- Archdiocese: Tokyo
- Diocese: Sendai
- Appointed: 8 December 2021
- Predecessor: Martin Tetsuo Hiraga
- Successor: Incumbent

Orders
- Ordination: 23 April 1994
- Consecration: 19 March 2022 by Tarcisio Isao Kikuchi

Personal details
- Born: 23 September 1964 (age 61) Enrile, Cagayan, Philippines
- Denomination: Roman Catholic
- Motto: 心も思いも一つに Kokoro mo omoi mo hitotsu ni Cor unum et anima una ("One Heart and One Mind") Acts of the Apostles 4:32
- Coat of arms: Edgar C. Gacutan's coat of arms

= Edgar Gacutan =

Catholic prelate

Edgar Cuntapay Gacutan is the bishop appointed by the Holy See to the Diocese of Sendai, Japan. He is the first Filipino bishop to be appointed in Japan.

== Early life and education ==
Edgar was born in Enrile, Cagayan, Philippines, on 23 September 1964. Edgar attended the St. Louis University in Baguio from 1981 to 1985 where he obtained a degree in philosophy. He would take theology at the Maryhill School of Theology in Manila from 1986 to 1989. He moved to Japan in February 1990 as a seminary student and after his internship in Japan. He returned to Manila to complete his theological studies.

==Career==
=== Priesthood ===
On 23 April 1994, Gacutan was ordained a priest for the Congregation of the Immaculate Heart of Mary. After his ordination, he was sent back to Japan. He served as an assistant pastor in Kongo church, Osaka. He was part of the team ministry in Osaka for six years. He was appointed superior of the Japanese CICM Province in 2004 and served the role until 2012.

From January 2014 to March 2017, Gacutan was assigned in Sendai and dealt with the victims of the 2011 Tōhoku earthquake and tsunami as part of his missionary work.

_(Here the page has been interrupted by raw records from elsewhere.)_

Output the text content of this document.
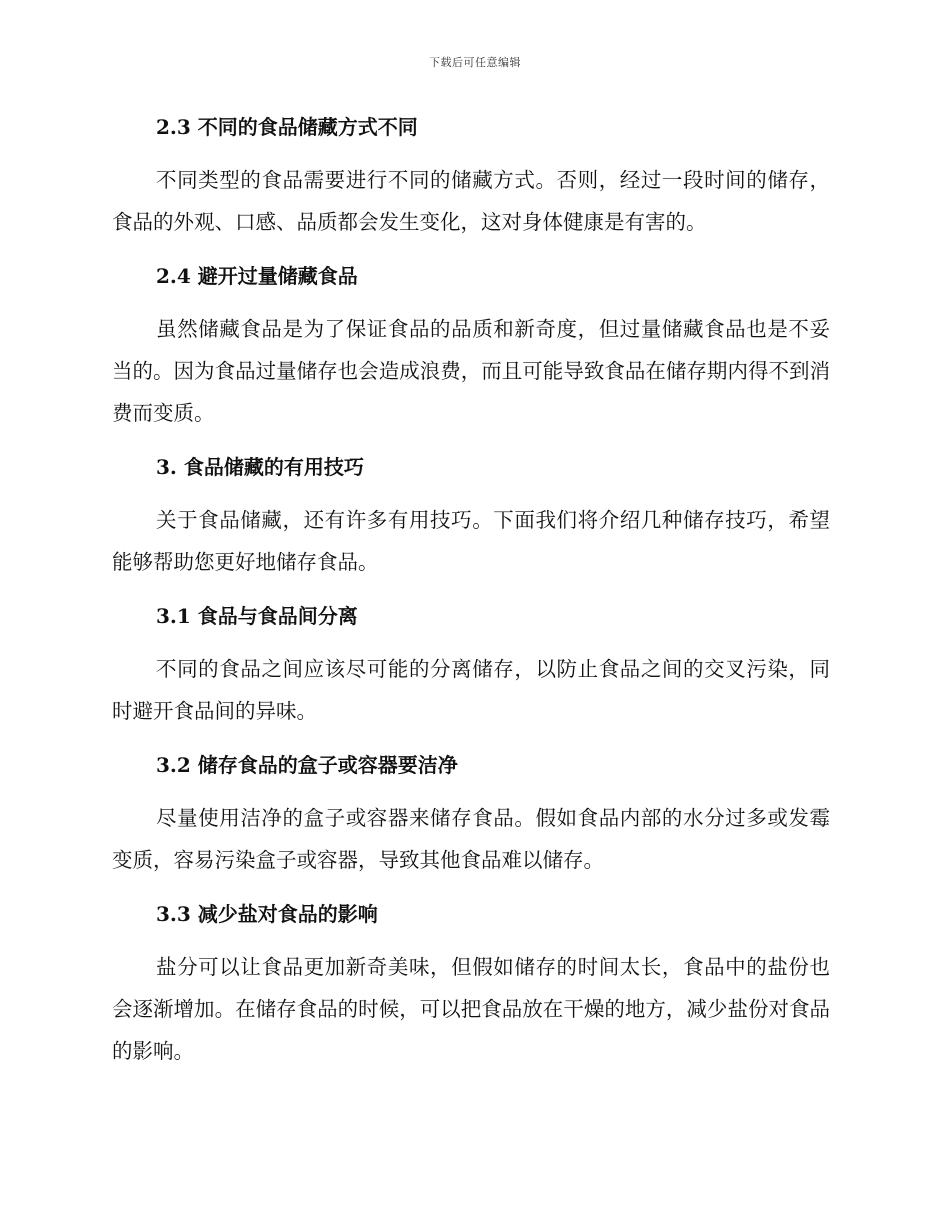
下载后可任意编辑
2.3 不同的食品储藏方式不同

不同类型的食品需要进行不同的储藏方式。否则，经过一段时间的储存，食品的外观、口感、品质都会发生变化，这对身体健康是有害的。

2.4 避开过量储藏食品

虽然储藏食品是为了保证食品的品质和新奇度，但过量储藏食品也是不妥当的。因为食品过量储存也会造成浪费，而且可能导致食品在储存期内得不到消费而变质。

3. 食品储藏的有用技巧

关于食品储藏，还有许多有用技巧。下面我们将介绍几种储存技巧，希望能够帮助您更好地储存食品。

3.1 食品与食品间分离

不同的食品之间应该尽可能的分离储存，以防止食品之间的交叉污染，同时避开食品间的异味。

3.2 储存食品的盒子或容器要洁净

尽量使用洁净的盒子或容器来储存食品。假如食品内部的水分过多或发霉变质，容易污染盒子或容器，导致其他食品难以储存。

3.3 减少盐对食品的影响

盐分可以让食品更加新奇美味，但假如储存的时间太长，食品中的盐份也会逐渐增加。在储存食品的时候，可以把食品放在干燥的地方，减少盐份对食品的影响。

Gacutan would then be assigned to the Matsubara Catholic Church in Setagaya ward in Tokyo.

=== Episcopate ===
Gacutan was appointed bishop of the Roman Catholic Diocese of Sendai by Pope Francis on 8 December 2021 becoming the first Filipino to become a bishop for Japan. He was consecrated by Tarcisio Isao Kikuchi on 19 March 2022.